There are dark blue stars outlined in white frosting with white sparkles on them, green and white Xmas trees with tiny yellow stars on top and frosted garland strips zig zagging on them, white stars with red sparkles, and balls with green, blue and red frosting. These designs look exactly like someone made them at home with their kids, and they remind me of that good feeling that comes when someone shows up with a little bag or plate of Xmas cookies when you don’t expect it. Pretty and Yummy.
I find it fabulous my dear sister would send me something so warm, so bright and so representative of the love we humans ritualize by making and sharing treats like cookies. It’s wonderfully ironic for me, because I am still using food in the place of love far too much and have experienced my obsessive and unhealthy dependency on food anew since Thanksgiving.

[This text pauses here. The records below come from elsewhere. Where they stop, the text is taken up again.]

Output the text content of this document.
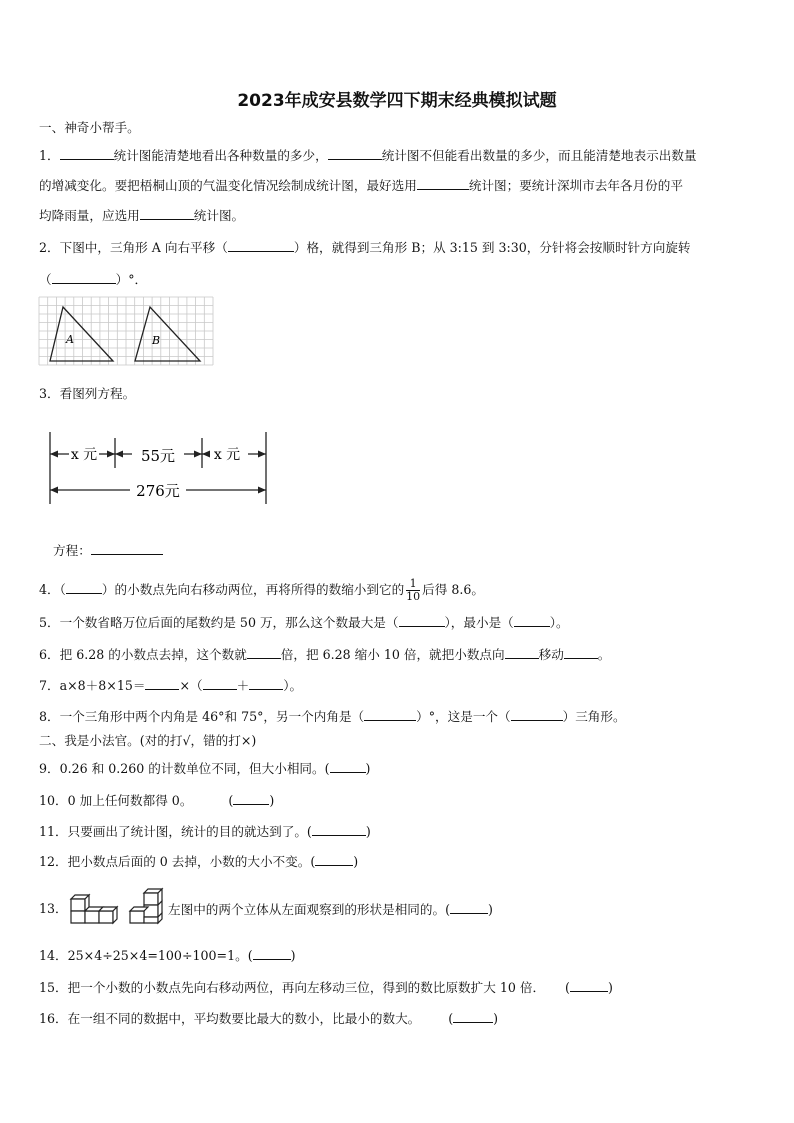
2023年成安县数学四下期末经典模拟试题
一、神奇小帮手。
1．	统计图能清楚地看出各种数量的多少，	统计图不但能看出数量的多少，而且能清楚地表示出数量
的增减变化。要把梧桐山顶的气温变化情况绘制成统计图，最好选用	统计图；要统计深圳市去年各月份的平
均降雨量，应选用	统计图。
2．下图中，三角形 A 向右平移（	）格，就得到三角形 B；从 3:15 到 3:30，分针将会按顺时针方向旋转
（	）°．
A	B
3．看图列方程。
x 元	55元	x 元
276元
方程：
4．（	）的小数点先向右移动两位，再将所得的数缩小到它的 $\frac{1}{10}$ 后得 8.6。
5．一个数省略万位后面的尾数约是 50 万，那么这个数最大是（	），最小是（	）。
6．把 6.28 的小数点去掉，这个数就	倍，把 6.28 缩小 10 倍，就把小数点向	移动	。
7．a×8＋8×15＝	×（	＋	）。
8．一个三角形中两个内角是 46°和 75°，另一个内角是（	）°，这是一个（	）三角形。
二、我是小法官。(对的打√，错的打×)
9．0.26 和 0.260 的计数单位不同，但大小相同。(	)
10．0 加上任何数都得 0。	(	)
11．只要画出了统计图，统计的目的就达到了。(	)
12．把小数点后面的 0 去掉，小数的大小不变。(	)
13．	左图中的两个立体从左面观察到的形状是相同的。(	)
14．25×4÷25×4=100÷100=1。(	)
15．把一个小数的小数点先向右移动两位，再向左移动三位，得到的数比原数扩大 10 倍． (	)
16．在一组不同的数据中，平均数要比最大的数小，比最小的数大。 (	)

Today at Spin class someone I see there gave me a huge compliment about “how much weight you’ve lost” and “you look good.” I didn’t let this mess me up, because I have changed some things about myself and made heroic efforts to lose weight and become more healthy. But I was all too aware of how some of those changes were short term and cosmetic: I changed the way I dressed, got a decent haircut, and adopted a happier attitude. All useful, no doubt, in feeling and looking better. But there is still a lot missing from my life which has a clear link to my weight. From the inside out, I am still protecting myself with 60-70 lbs of excess weight. Me and Kung Fu Panda have something in common: A big protruding squashy gut up in front, pudgy inner thighs and hanging upper arms.
I’m fitter than I was 2 years ago at over 200 lbs. But the scale does not lie: I’m still well overweight at 190 lbs. I’m doing Jiu-jitsu, but I know the extra weight is taking it’s toll on my life and body.